For a movie in 1969 this is an incredibly violent movie. Even by today’s standard it reminded me of Tarantino on one of his killing sprees. In fact, I would hazard a guess that this is the movie Tarantino wished that he had made. I assume that this raw violence is a large part of its fame, but it does very little for me. Not that I am a prude, but this kind of mass slaughter and insane brutality only leaves me disgusted. I recently finished watching “Breaking Bad” where the violence worked as an adrenaline kick (and what a kick!). In “The Wild Bunch” it just made me want to puke.

If I look beyond the violence and the fact that I disliked everybody in it, I can see how it is intended as a swan song on the Wild West. The Wild Bunch would then be representing the freedom and anarchy of the West, being squeezed by the cruelty of corporate capitalism (the railroad’s pose) and whatever it is Mapache is representing (the devil?). Live free or die…

Production-wise “The Wild Bunch” is top notch. There is nothing wrong with the colors or the sound. Everything is beautifully shot and dusty like the desert. Only problem here is that no matter how well Peckinpah tried to frame his picture to get that special cinematography, Sergio Leone had already been there and done it better. Killing a hundred people with blood flying everywhere is no improvement.
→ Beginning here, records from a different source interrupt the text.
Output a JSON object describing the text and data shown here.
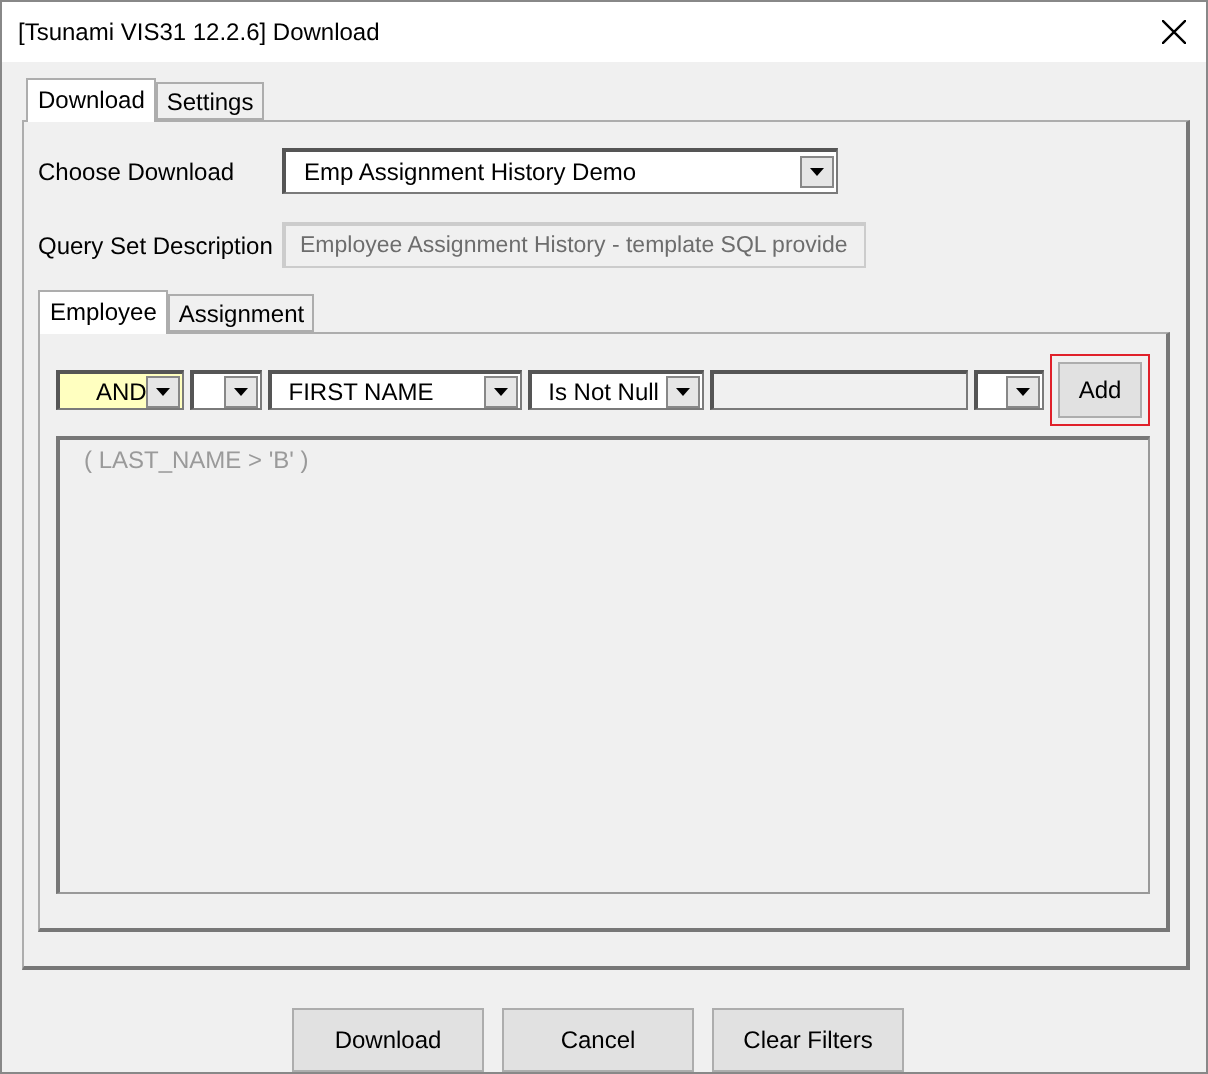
{
  "window": {
    "title": "[Tsunami VIS31 12.2.6] Download"
  },
  "tabs": [
    {
      "label": "Download",
      "selected": true
    },
    {
      "label": "Settings",
      "selected": false
    }
  ],
  "form": [
    {
      "label": "Choose Download",
      "kind": "combo",
      "value": "Emp Assignment History Demo",
      "disabled": false
    },
    {
      "label": "Query Set Description",
      "kind": "field",
      "value": "Employee Assignment History - template SQL provide",
      "disabled": true
    }
  ],
  "sub_tabs": [
    {
      "label": "Employee",
      "selected": true
    },
    {
      "label": "Assignment",
      "selected": false
    }
  ],
  "filter_row": [
    {
      "kind": "combo",
      "value": "AND",
      "highlighted": true
    },
    {
      "kind": "combo",
      "highlighted": false
    },
    {
      "kind": "combo",
      "value": "FIRST NAME",
      "highlighted": false
    },
    {
      "kind": "combo",
      "value": "Is Not Null",
      "highlighted": false
    },
    {
      "kind": "field",
      "disabled": true
    },
    {
      "kind": "combo",
      "highlighted": false
    },
    {
      "kind": "button",
      "label": "Add",
      "highlighted": true
    }
  ],
  "filter_text": "( LAST_NAME > 'B' )",
  "buttons": [
    "Download",
    "Cancel",
    "Clear Filters"
  ]
}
I came into “The Wild Bunch” wanting to like this movie and felt satisfied with the production quality I met, but ultimately it left me empty and disgusted. If this was The Wild West, I am happy I am not there.

Speaking of “Breaking Bad” there are actually a lot of parallels to “The Wild Bunch”, but I think I will write a separate post on that one of these days.




  1. I have put off watching this from then to now because of the violence. We'll see if I can stomach it a couple of "years"from now.

    1. I suppose if you know what you are going into it is manageable. This kind of movie is a lot more common today than it was back then.